Epitope mapping for CZP binding to TNF was achieved using minimal shift analysis of nuclear magnetic resonance) data on the non-PEGylated Fab′/TNF complex. Hydrogen/deuterium (H/D) exchange mass spectrometry was used to identify TNF peptides containing amide protons that are protected in the Fab′/TNF complex. A Biacore assay was used to determine the difference in affinity between cynomolgus monkey and human TNF for each of the 4 anti-TNFs.
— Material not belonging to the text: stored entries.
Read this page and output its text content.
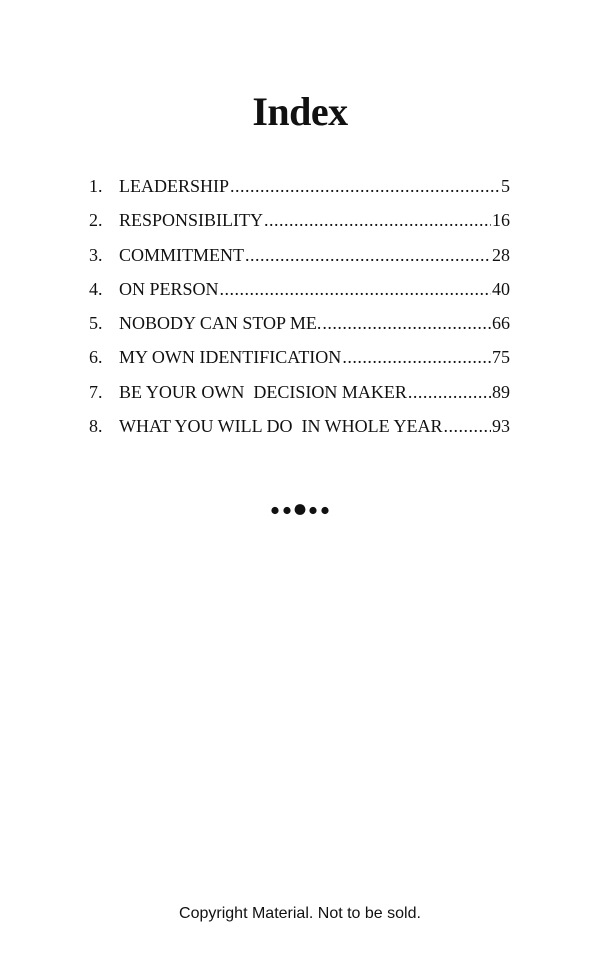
Index
1. LEADERSHIP .....	5
2. RESPONSIBILITY .....	16
3. COMMITMENT .....	28
4. ON PERSON .....	40
5. NOBODY CAN STOP ME. .....	66
6. MY OWN IDENTIFICATION .....	75
7. BE YOUR OWN  DECISION MAKER .....	89
8. WHAT YOU WILL DO  IN WHOLE YEAR .....	93

Copyright Material. Not to be sold.
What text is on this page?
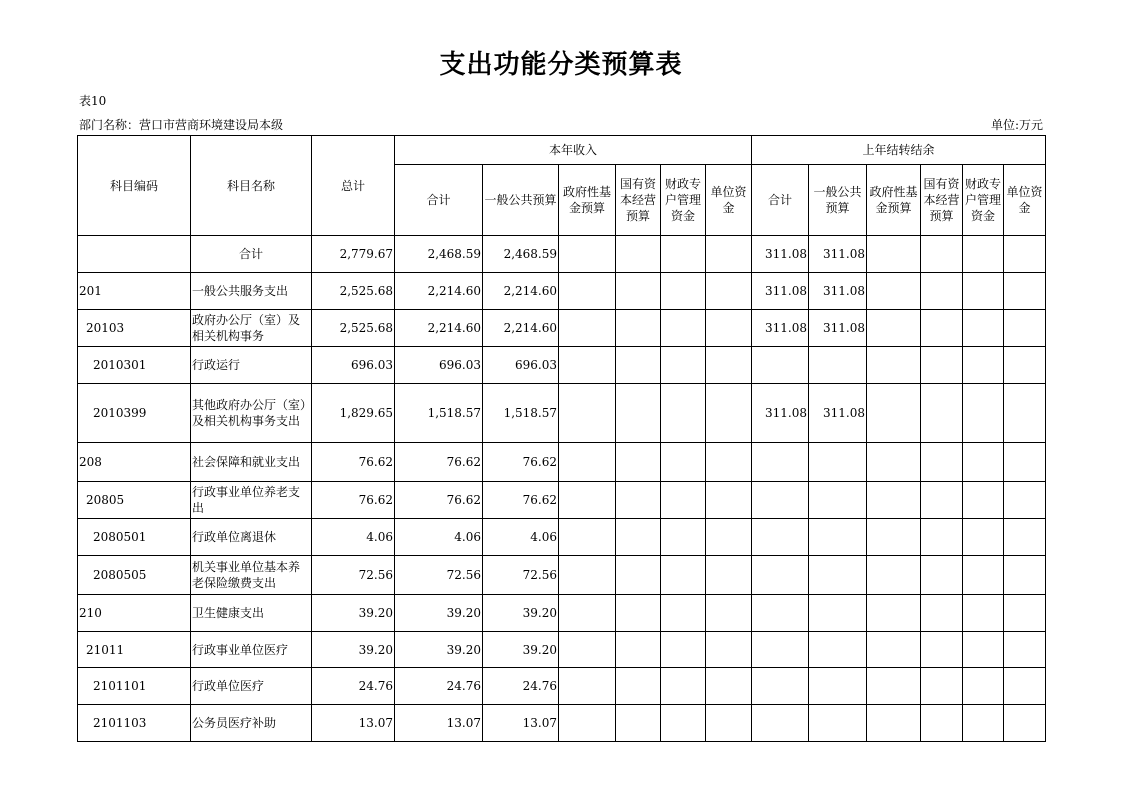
支出功能分类预算表
表10
部门名称：营口市营商环境建设局本级	单位:万元
科目编码	科目名称	总计	本年收入						上年结转结余					
			合计	一般公共预算	政府性基金预算	国有资本经营预算	财政专户管理资金	单位资金	合计	一般公共预算	政府性基金预算	国有资本经营预算	财政专户管理资金	单位资金
	合计	2,779.67	2,468.59	2,468.59					311.08	311.08				
201	一般公共服务支出	2,525.68	2,214.60	2,214.60					311.08	311.08				
20103	政府办公厅（室）及相关机构事务	2,525.68	2,214.60	2,214.60					311.08	311.08				
2010301	行政运行	696.03	696.03	696.03										
2010399	其他政府办公厅（室）及相关机构事务支出	1,829.65	1,518.57	1,518.57					311.08	311.08				
208	社会保障和就业支出	76.62	76.62	76.62										
20805	行政事业单位养老支出	76.62	76.62	76.62										
2080501	行政单位离退休	4.06	4.06	4.06										
2080505	机关事业单位基本养老保险缴费支出	72.56	72.56	72.56										
210	卫生健康支出	39.20	39.20	39.20										
21011	行政事业单位医疗	39.20	39.20	39.20										
2101101	行政单位医疗	24.76	24.76	24.76										
2101103	公务员医疗补助	13.07	13.07	13.07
This technique involved the use of cross-species mutagenesis of the 4 residues that differ between cynomolgus monkey and human TNF (V37L, T44R, N72T, L138R). The epitope identified by these methods was confirmed by further site-directed mutagenesis and Biacore-based studies.
13 amino acids (E19, A22, E23, G24, Q25, Q27, L43, R44, D45, N46, Q47, I83, R138) were identified as comprising the CZP epitope on TNF. These residues formed a cluster on the outer face of each monomer. Biacore studies on TNF peptides expressed with these residues mutated showed that, although there was some overlap, the pattern of binding for each of the anti-TNFs was different.
All 4 anti-TNFs tested bind to similar but not identical epitopes on the TNF molecule. These differences between the exact epitope could explain the variations in the downstream signalling properties through mTNF-α of the anti-TNFs and may help to elucidate some of the mode of action differences emerging for these agents.